Escalation instead of applause
Each performance is judged by applause. Whereby escalating is probably the more appropriate description for the acoustic event that follows all the texts of this evening. Thomas braun, university pastor and organizer of the evening, admits for his profession: "to approach sermons in a more playful way, to take ourselves less seriously, that would do us the least harm."
Student ann katharina re opens the evening with a letter to god. The writing is a bombardment of questions, such as why she was not allowed to enter gotteshauser in scanty clothing, when god knew her naked as he created her. Her fellow student katja steiger wanted to talk to god on the phone right away. At the horer, she confronts him with the question of theodicy, that of suffering in the world in the face of an all-powerful and good god.
In between, the host pastor of the erloserkirche, anne schneider, provides the quietest minutes of the event. Her text "good god, alluding to the cathedral-adorned work of art above the roofs of bamberg, is a linguistic structure of impressive lyrical pragnance, which the audience enjoyed listening to for a long time.
Your colleague mirjam elsel, on the other hand, turns the lecture into a social experiment. Hand messages from the audience are required when the pastor of the hirschaid congregation asks one question after another about her own attitude toward tolerance in various contexts. With a fine sense of the situation, she goes beyond the usual limits of what is openly questionable. No one can escape this text.
Between the lectures, jazz pieces allow the listener to let the heard work. The music could not have been more aptly chosen, since jazz and spoken word (the lyrical recital in front of an audience) share a common history in the 60s of the u.S. In fact, the first poetry slam in history took place in a jazz club in chicago. Regardless of the texts performed, the organizational details of this first preacher slam have to be praised. The evening was as round as the dome of the erloserkirche on the banks of the main-danube canal.
In one breath
The two loudest cheers of the evening catapult maron fuchs and wolfgang blocker (pastor in memmelsdorf-lichteneiche) into the finale. The student recites her text as if in one long breath. A rhymed staccato about the state of the present. The experienced slammer reveals herself to be a "little idealist", who "believes that there is always hope for love." Their spiritual counterpart tells in his contribution about a run-down pastor who no longer succeeds in speaking of his faith with esprit.
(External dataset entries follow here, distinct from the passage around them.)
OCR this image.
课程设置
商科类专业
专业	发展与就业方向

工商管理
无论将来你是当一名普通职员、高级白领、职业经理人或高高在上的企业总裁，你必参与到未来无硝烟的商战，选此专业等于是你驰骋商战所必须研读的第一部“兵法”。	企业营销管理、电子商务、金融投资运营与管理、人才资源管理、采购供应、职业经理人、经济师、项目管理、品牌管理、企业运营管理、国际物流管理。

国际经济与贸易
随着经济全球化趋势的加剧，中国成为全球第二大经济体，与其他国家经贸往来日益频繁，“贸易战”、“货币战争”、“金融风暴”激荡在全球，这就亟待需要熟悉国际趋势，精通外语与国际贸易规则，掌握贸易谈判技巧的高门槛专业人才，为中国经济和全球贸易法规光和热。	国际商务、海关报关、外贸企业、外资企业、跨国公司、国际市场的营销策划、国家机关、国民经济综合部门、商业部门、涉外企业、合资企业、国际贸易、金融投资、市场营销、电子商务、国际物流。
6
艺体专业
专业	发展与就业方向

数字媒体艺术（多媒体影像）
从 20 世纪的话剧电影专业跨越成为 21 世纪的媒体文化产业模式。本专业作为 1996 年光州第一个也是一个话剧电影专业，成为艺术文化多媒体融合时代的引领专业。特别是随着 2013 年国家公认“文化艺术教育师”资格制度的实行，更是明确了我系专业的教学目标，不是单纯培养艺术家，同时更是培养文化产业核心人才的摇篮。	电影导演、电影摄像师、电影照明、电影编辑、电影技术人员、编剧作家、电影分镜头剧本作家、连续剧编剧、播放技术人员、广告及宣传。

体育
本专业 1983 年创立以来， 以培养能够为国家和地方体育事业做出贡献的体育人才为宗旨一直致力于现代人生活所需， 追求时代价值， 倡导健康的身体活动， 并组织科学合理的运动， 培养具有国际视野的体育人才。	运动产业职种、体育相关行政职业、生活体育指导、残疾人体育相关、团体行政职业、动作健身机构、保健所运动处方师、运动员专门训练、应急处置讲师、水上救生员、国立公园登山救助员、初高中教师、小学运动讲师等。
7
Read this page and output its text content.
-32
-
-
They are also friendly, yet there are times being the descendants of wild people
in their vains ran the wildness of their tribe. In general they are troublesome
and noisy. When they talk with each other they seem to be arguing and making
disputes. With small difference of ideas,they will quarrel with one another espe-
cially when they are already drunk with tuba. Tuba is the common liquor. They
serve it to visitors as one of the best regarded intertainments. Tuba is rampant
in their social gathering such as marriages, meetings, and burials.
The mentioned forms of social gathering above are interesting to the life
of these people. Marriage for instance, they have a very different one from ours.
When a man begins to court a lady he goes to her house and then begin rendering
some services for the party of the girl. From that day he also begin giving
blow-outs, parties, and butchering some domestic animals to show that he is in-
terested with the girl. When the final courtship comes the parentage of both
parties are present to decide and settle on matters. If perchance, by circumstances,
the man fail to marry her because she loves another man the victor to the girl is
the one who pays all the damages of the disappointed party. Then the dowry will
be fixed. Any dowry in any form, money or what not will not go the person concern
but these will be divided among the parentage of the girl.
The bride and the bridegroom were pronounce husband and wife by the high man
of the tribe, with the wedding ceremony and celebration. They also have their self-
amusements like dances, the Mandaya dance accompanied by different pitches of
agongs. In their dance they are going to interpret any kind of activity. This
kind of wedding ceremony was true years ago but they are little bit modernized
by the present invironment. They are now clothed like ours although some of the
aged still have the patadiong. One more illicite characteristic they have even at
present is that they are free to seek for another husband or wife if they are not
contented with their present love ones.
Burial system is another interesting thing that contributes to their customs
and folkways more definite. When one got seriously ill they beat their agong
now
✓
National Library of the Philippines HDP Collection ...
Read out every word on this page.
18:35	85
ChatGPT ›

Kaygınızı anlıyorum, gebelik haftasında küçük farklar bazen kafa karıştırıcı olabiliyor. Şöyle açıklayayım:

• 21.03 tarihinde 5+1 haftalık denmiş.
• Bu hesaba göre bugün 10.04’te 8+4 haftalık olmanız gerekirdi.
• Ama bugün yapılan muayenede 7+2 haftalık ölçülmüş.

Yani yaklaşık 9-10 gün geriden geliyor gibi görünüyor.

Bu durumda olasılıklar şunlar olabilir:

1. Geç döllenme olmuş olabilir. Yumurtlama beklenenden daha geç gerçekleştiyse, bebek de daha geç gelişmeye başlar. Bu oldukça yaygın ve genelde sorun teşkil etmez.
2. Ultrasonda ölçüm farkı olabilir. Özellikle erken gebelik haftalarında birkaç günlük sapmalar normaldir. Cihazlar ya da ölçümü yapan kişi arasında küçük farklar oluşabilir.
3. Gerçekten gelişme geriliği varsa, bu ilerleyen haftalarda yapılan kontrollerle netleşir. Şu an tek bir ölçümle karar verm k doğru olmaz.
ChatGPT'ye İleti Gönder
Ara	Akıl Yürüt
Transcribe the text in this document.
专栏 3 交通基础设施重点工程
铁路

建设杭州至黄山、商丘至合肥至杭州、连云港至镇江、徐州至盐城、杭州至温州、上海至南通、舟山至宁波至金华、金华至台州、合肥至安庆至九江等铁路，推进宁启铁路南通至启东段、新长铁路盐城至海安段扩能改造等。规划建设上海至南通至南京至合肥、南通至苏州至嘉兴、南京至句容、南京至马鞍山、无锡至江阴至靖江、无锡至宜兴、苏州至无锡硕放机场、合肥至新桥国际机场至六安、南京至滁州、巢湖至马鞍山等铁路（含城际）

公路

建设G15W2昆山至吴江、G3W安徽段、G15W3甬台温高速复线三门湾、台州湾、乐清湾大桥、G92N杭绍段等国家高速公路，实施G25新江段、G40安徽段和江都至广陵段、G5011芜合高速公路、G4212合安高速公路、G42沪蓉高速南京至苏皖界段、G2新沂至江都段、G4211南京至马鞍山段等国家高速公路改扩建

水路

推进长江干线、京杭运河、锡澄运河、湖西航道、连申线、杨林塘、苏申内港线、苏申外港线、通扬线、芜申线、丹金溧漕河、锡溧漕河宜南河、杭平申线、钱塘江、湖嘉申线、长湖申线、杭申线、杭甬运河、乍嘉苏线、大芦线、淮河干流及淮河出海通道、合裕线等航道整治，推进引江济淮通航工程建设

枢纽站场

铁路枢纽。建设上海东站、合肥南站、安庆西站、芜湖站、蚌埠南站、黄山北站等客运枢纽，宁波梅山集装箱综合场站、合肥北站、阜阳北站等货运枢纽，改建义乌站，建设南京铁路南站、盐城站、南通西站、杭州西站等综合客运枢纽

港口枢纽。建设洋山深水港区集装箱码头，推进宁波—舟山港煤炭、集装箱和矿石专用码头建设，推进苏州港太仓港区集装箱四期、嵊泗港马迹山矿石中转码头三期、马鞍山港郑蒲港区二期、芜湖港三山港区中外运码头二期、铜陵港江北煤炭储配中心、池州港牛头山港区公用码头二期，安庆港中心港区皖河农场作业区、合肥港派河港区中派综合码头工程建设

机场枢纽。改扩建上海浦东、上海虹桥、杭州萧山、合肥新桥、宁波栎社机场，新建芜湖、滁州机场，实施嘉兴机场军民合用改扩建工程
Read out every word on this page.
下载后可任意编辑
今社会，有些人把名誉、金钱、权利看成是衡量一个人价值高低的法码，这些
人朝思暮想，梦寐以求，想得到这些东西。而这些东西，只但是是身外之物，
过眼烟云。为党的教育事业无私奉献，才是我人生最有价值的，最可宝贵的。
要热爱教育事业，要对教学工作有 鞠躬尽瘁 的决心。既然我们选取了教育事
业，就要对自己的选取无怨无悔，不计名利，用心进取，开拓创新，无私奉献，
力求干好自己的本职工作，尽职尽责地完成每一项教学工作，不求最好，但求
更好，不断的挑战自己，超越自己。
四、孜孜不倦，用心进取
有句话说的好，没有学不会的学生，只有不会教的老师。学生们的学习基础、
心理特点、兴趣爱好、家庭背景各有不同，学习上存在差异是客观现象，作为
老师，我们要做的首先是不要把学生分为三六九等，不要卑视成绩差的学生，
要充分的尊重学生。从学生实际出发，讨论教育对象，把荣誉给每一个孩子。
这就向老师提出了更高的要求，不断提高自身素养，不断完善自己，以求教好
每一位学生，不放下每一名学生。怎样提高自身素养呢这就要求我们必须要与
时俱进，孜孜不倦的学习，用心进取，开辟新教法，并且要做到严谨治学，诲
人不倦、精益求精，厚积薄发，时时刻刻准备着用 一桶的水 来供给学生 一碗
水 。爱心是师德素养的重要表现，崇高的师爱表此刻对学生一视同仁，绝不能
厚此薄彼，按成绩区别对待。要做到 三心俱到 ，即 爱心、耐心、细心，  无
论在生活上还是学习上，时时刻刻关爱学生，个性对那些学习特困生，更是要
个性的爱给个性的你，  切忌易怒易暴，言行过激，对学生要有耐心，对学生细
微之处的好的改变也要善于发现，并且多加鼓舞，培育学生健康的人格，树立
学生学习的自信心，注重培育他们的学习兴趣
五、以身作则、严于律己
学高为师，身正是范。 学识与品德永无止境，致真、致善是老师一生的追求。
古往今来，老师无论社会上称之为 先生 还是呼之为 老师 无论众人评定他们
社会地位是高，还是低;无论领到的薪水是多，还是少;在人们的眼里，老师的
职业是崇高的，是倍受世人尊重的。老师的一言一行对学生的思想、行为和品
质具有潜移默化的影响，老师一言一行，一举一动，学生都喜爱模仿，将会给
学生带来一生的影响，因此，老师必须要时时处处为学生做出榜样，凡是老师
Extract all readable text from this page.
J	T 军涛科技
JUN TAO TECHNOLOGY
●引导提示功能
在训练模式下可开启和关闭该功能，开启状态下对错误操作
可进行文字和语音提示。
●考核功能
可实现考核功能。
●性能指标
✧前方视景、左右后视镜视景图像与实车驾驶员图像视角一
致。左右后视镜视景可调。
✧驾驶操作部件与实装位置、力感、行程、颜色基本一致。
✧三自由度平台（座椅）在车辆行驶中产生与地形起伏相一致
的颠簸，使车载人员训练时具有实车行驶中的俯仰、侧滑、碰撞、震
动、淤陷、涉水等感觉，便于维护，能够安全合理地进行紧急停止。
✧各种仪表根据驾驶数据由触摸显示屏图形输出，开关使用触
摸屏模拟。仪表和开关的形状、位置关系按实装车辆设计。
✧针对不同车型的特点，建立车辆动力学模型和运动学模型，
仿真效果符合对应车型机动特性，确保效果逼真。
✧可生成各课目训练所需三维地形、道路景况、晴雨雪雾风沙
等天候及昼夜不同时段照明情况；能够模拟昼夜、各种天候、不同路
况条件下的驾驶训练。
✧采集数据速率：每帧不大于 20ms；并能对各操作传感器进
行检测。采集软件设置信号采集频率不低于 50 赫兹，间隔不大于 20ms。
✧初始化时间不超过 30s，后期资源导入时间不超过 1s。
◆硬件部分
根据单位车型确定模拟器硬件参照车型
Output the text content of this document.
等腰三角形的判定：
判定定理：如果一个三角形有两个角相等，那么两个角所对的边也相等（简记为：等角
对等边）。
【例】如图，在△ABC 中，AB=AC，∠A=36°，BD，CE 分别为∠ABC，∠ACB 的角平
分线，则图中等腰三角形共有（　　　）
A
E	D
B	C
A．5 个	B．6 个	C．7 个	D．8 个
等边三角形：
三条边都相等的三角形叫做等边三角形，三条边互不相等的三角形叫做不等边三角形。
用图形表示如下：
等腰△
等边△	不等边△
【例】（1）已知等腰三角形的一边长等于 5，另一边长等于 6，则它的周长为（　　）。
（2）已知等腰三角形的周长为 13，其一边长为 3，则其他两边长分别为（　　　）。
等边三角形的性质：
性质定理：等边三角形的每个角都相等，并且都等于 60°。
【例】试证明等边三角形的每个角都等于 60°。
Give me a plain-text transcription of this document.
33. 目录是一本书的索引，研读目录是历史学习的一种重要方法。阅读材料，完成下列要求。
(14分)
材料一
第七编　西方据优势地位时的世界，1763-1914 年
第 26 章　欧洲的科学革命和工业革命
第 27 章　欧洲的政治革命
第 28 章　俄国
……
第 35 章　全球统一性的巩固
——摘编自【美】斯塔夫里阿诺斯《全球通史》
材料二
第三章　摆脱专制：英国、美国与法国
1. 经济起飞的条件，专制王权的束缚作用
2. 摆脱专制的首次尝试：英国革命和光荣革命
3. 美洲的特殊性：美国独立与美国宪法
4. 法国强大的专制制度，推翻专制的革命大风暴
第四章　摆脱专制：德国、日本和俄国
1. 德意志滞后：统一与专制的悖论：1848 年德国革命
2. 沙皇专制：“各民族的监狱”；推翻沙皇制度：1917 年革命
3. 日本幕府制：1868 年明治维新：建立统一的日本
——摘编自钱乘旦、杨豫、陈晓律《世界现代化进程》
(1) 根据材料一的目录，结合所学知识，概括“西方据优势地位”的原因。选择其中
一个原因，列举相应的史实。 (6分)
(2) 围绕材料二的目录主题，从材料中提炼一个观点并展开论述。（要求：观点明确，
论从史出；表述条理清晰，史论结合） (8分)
And yet the i-payer of the text can reply to all those who call his god derelict: "derelict, from heaven to earth!"
The final determination of the winning text was then made by means of a self-ironic voting variant: the audience was allowed to sing the church hit "laudato si" singing as loud as they could for their favorite, which gave maron fuchs the victory.
A much more decisive gain of this evening, however, was the variety of perspectives on "god and the world" dar. And the realization of the poetic power that pastors can develop in six-minute texts when they enter into a competition with each other.
University pastor thomas braun comments on tonight’s experiment as a suggestion for church practice: "i think we pastors have a lot of important things to say, we sometimes just have to package them a little differently in order to reach the people."